The modified Mediterranean Diet is the best anti-inflammatory diet in the world. Quite literally, this modified Mediterranean Diet can usually effectively treat, cure, control, or manage specific illnesses and major diseases.
Level #1: Fruits, vegetables, nuts, beans, and other legumes. Salads consists of dark green leafy lettuce, fresh vine-ripened tomatoes, broccoli, spinach, peppers, onions, and cucumbers. Serve vegetables in salads, as appetizers, or as a main or side dish. Fruits are usually a dessert or snack. Use nuts as toppings to add favor and texture. The beans and legumes are usually in soups, added to salads, used as dips (i.e., hummus), or as a main dish.
Level #2: Steel-cut oats and quinoa, millet or millet bread, brown rice, and sweet potatoes. if you are not gluten sensitive, trying to lose weight, or suffering from high blood pressure, diabetes, high cholesterol, or another inflammatory disease, then potatoes, sprouted bread (i.e., Ezekiel 4:9 bread), or fermented bread (i.e., sourdough bread) are fine on occasion, rotated every four days, and with moderation (the size of a tennis ball for women and 1-2 tennis balls for men).
Level #3: Olive oil, used instead of other oils, including butter, margarine, etc. Not only for cooking, it is commonly mixed with balsamic vinegar as a salad dressing.
Level #4: Cheese and yogurt, in small amounts. Freshly grated Parmesan on pasta or a little feta cheese on a salad is common. Yogurt (about a cup a day) is how milk is usually eaten, and it is low fat or nonfat, served with fresh fruit added. Yogurt may also be used as a salad dressing (i.e., mixed with dill, garlic, onion, and cucumbers). Many patients are sensitive to diary and thus may need to minimize, avoid, or rotate it every four days.
Level #5: Fish, eaten more than other meats, in about 4 to 6-ounce portions several times a week. Choose low-mercury fish.

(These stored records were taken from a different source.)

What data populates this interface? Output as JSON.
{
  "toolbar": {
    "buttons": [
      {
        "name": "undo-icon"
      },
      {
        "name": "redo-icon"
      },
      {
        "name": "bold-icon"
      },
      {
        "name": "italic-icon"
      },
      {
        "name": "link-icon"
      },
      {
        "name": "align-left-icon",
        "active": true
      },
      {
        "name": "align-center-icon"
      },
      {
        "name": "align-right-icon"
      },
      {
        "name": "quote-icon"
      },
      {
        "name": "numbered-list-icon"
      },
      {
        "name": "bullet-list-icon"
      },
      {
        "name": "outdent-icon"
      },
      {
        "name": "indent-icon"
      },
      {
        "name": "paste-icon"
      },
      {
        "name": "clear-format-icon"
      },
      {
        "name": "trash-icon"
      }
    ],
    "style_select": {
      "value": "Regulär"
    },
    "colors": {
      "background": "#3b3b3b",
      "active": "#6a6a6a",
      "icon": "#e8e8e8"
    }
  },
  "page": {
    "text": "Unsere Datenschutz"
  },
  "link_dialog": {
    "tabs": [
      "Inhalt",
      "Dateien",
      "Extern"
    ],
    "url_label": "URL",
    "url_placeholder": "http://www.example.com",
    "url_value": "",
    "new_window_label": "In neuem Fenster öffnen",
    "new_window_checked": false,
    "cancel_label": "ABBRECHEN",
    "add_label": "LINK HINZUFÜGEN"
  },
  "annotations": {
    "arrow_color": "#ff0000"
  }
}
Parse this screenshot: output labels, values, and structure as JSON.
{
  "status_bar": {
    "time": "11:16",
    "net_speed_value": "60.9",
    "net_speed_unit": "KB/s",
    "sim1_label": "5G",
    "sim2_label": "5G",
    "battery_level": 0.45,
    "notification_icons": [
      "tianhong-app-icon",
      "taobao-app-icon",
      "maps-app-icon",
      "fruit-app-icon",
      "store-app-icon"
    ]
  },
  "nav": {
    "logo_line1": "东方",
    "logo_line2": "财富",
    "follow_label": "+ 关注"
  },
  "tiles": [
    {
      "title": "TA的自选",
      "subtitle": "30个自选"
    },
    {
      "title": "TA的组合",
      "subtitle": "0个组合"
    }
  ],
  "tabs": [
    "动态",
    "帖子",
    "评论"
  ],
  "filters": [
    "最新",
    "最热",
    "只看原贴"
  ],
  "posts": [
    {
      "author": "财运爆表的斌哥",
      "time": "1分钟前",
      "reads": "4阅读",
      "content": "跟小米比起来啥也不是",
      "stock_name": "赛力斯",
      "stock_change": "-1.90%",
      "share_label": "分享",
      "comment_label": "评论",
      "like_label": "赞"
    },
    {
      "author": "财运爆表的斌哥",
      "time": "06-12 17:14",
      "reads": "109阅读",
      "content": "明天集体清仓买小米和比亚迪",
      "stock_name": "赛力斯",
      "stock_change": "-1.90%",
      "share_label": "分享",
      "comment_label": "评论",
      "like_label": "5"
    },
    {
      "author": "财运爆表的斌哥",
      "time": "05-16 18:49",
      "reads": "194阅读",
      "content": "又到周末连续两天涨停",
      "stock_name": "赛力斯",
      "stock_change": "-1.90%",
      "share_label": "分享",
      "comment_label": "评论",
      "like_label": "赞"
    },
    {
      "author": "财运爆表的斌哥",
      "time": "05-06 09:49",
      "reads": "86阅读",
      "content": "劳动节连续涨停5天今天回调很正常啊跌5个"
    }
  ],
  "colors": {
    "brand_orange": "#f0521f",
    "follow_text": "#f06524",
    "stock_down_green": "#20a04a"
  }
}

Like anchovies, butterfish, catfish, clams, crab (domestic), crawfish/crayfish, croaker (Atlantic), flounder, haddock, (Atlantic), hake, herring, mackerel (N.Atlantic, chub), mullet, oyster, perch (ocean), plaice, pullock, salmon (canned or fresh), sardine, scallop, shad (American), shrimp, sole (Pacific), squid (calamari), tilapia, trout (freshwater), whitefish, and whiting.
Level #6: Chicken, turkey, and eggs. Chicken in 3-6-ounce portions a few times a week is common. The meat is usually skinless and added to soups, stews, and other dishes loaded with vegetables. Only 2-6 eggs per week. I recommend 1 yolk/3 whites as egg ratio.
Level #7: Red meat, in the form of beef, veal, pork, sheep, lamb, and goat is eaten in 3-6 ounce portions once or twice a week or just a few times in a month. It is then often served as a topping to a vegetable, pasta, or rice dish.